Jesus zwang niemanden, ihm zu folgen, sondern respektierte die freie Entscheidung jedes Einzelnen. Diese Freiheit bildet die Grundlage für echte Religionsfreiheit.
Als demokratische Gesellschaften können wir Staaten, die totalitär zu werden drohen, auf ihre Verantwortung hinweisen: Minderheitenrechte zu schützen, Religionswechsel zu ermöglichen, Folter und Verfolgung zu verhindern. Leider ist im Rahmen der UNO das Recht auf Religionswechsel kaum mehrheitsfähig – vor allem aufgrund des Widerstands islamischer Staaten. Darauf aufmerksam zu machen, ist dringend notwendig.
Studien zeigen, dass Gesellschaften florieren, wenn echte Religionsfreiheit herrscht und ein versöhntes Miteinander möglich ist.
Campus Tivoli:
Die Auffassung, Christinnen und Christen würden eher aus politischen oder gesellschaftlichen Gründen als wegen ihres Glaubens verfolgt werden, ist weit verbreitet. Wie ordnen Sie diese These ein?
Kurt Igler:
Man muss zwischen Opfer- und Täterseite unterscheiden. Wenn eine Person verfolgt wird, weil sie Christin bzw. Christ ist oder sich zu Christus bekennt, dann sprechen wir von Christenverfolgung – unabhängig von den Motiven der Täter.
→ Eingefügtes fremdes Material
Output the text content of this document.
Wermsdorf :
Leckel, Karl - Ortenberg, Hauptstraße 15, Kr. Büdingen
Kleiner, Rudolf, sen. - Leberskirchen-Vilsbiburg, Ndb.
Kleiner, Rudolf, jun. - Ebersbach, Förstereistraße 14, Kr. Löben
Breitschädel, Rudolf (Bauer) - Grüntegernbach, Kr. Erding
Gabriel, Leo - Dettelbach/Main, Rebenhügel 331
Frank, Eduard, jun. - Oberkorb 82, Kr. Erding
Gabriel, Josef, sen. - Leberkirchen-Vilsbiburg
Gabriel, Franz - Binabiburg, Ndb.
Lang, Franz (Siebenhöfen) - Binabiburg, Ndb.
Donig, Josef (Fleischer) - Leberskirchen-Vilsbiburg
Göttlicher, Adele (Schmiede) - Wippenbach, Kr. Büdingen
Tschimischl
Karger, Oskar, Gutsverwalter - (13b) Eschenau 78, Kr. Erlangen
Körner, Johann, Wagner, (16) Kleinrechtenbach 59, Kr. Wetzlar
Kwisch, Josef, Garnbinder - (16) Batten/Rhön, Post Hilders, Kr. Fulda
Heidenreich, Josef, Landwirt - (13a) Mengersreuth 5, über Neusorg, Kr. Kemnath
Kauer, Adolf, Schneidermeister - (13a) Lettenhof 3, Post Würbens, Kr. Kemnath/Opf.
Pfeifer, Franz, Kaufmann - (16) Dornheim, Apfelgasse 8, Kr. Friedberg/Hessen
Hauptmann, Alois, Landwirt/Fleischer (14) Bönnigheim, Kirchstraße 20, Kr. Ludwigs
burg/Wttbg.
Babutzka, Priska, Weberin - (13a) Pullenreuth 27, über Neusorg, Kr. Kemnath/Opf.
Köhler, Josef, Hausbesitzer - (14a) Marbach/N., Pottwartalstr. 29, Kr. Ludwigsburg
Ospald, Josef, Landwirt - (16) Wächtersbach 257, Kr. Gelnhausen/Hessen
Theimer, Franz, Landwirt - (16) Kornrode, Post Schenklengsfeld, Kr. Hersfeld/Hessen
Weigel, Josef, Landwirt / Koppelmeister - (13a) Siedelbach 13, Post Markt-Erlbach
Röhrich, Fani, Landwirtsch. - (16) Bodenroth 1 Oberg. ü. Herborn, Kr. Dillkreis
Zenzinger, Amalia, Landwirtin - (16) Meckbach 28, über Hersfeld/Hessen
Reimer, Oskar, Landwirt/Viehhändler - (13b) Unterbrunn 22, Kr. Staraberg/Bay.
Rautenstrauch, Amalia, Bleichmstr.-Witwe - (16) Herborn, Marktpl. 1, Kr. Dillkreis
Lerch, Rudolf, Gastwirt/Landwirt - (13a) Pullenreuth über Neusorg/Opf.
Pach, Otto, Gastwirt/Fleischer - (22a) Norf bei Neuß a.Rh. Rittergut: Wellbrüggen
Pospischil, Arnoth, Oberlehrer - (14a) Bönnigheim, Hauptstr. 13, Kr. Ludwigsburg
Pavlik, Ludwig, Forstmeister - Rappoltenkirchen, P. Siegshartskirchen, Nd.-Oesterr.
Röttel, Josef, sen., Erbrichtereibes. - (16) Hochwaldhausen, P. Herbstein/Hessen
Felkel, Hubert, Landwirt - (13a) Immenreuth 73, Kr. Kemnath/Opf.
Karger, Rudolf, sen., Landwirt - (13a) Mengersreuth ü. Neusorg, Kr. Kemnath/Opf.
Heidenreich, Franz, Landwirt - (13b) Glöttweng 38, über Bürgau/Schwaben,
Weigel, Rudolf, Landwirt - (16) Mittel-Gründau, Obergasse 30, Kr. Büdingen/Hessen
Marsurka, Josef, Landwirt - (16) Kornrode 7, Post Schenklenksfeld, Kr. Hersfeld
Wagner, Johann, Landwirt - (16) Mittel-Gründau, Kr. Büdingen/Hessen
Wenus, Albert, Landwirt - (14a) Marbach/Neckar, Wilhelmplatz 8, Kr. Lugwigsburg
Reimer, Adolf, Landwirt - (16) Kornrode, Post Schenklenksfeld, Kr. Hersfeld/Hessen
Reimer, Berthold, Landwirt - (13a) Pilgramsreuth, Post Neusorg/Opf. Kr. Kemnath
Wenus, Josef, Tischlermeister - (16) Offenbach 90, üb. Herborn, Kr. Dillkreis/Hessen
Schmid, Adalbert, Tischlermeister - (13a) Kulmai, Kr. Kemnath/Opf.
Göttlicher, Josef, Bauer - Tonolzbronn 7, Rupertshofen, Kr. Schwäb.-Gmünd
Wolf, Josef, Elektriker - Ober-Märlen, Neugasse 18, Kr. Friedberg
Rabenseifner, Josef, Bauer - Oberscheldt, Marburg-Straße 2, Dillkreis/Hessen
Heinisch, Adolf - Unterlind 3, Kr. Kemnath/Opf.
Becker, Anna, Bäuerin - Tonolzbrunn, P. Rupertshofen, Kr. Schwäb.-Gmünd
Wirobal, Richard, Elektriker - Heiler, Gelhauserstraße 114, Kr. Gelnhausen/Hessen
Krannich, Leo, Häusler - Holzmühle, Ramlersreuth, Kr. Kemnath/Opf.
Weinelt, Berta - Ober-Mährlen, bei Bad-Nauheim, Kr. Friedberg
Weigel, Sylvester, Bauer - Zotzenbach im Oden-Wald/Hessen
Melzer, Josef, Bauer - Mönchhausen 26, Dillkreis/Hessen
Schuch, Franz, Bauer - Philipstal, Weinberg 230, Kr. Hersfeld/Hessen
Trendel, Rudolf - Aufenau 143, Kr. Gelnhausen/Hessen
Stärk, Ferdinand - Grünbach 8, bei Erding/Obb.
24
Hinter der Verfolgung stecken unterschiedliche Motive: religiöser Hass, Nationalismus, ethnische Konflikte bis hin zu kriminellen Interessen. Ein Beispiel dafür ist ein Pastor in Mexiko, der sich gegen Drogenkriminalität aussprach und Aussteiger unterstützte – und so ins Visier der Kartelle geriet. Auch dies ist Christenverfolgung, weil er aus christlicher Überzeugung handelte.
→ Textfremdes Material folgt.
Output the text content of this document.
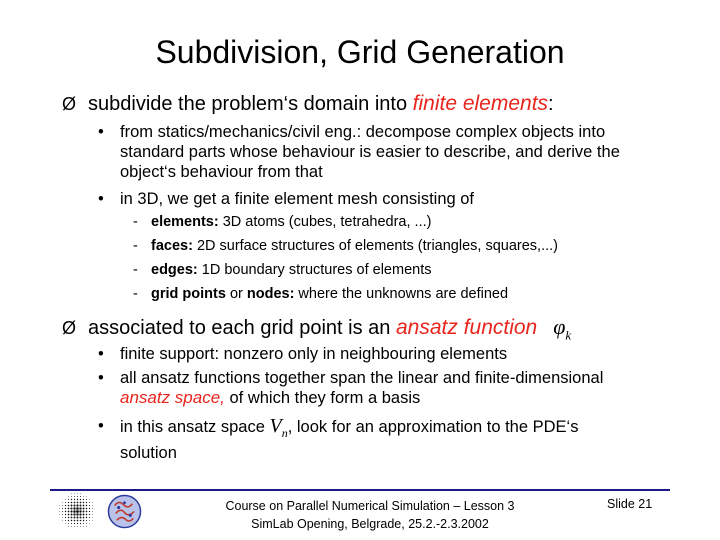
Subdivision, Grid Generation
Ø subdivide the problem‘s domain into finite elements:
• from statics/mechanics/civil eng.: decompose complex objects into standard parts whose behaviour is easier to describe, and derive the object‘s behaviour from that
• in 3D, we get a finite element mesh consisting of
- elements: 3D atoms (cubes, tetrahedra, ...)
- faces: 2D surface structures of elements (triangles, squares,...)
- edges: 1D boundary structures of elements
- grid points or nodes: where the unknowns are defined
Ø associated to each grid point is an ansatz function $\varphi_k$
• finite support: nonzero only in neighbouring elements
• all ansatz functions together span the linear and finite-dimensional ansatz space, of which they form a basis
• in this ansatz space $V_n$, look for an approximation to the PDE‘s solution
Course on Parallel Numerical Simulation – Lesson 3
SimLab Opening, Belgrade, 25.2.-2.3.2002
Slide 21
Wir unterscheiden in unserem Weltverfolgungsindex neun Triebkräfte der Verfolgung und verschiedene Verfolgergruppen – aber entscheidend ist, dass das Opfer wegen seines christlichen Glaubens verfolgt wird.
Campus Tivoli:
Welche Erfahrungen haben Sie in den letzten zehn Jahren besonders überrascht?
Kurt Igler:
Mich hat tief beeindruckt, wie wichtig es verfolgten Christinnen und Christen ist, zu spüren, dass sie nicht vergessen werden. Der Gedanke, einsam im Gefängnis zu sitzen und keinerlei Beachtung zu finden – das ist schwer zu ertragen.
Unsere Schreibaktionen und Begegnungsreisen entfalten große Wirkung. Wenn ein pakistanischer Ziegelarbeiter im Gefängnis Post aus aller Welt erhält, spürt er Wertschätzung. Oder wenn Christinnen und Christen in Äthiopien tagelange Reisen auf sich nehmen, um uns zu treffen, und anschließend berichten, dass die Begegnung sie tief ermutigt habe – dann wird deutlich, wie wenig manchmal ausreicht, um Hoffnung zu schenken. Für uns sind es interessante und spannende Reisen; für sie jedoch bedeuten diese Begegnungen die Welt.
Campus Tivoli:
Was wünschen Sie sich für die nächsten zehn Jahre?
Kurt Igler:
Ich wünsche mir, dass das Phänomen der Christenverfolgung mehr Aufmerksamkeit erhält. Wenn 70 Christen im Kongo ermordet werden, sollte das Schlagzeilen machen und nicht nur für Randnotizen sorgen.
Viele Menschen sind sich gar nicht bewusst, wie stark Christinnen und Christen weltweit verfolgt werden. Manche reagieren überrascht und sagen: „Wir dachten immer, die Christen seien die Bösen.“ Das bereits erwähnte verbreitete Narrativ, Christsein sei automatisch mit einer westlichen, machtbewussten und unterdrückerischen Haltung verbunden, sitzt tief. Dabei entspricht das heutige typische Bild einer Christin viel eher einer jungen Frau in Nigeria, deren Mann von Extremisten ermordet wurde.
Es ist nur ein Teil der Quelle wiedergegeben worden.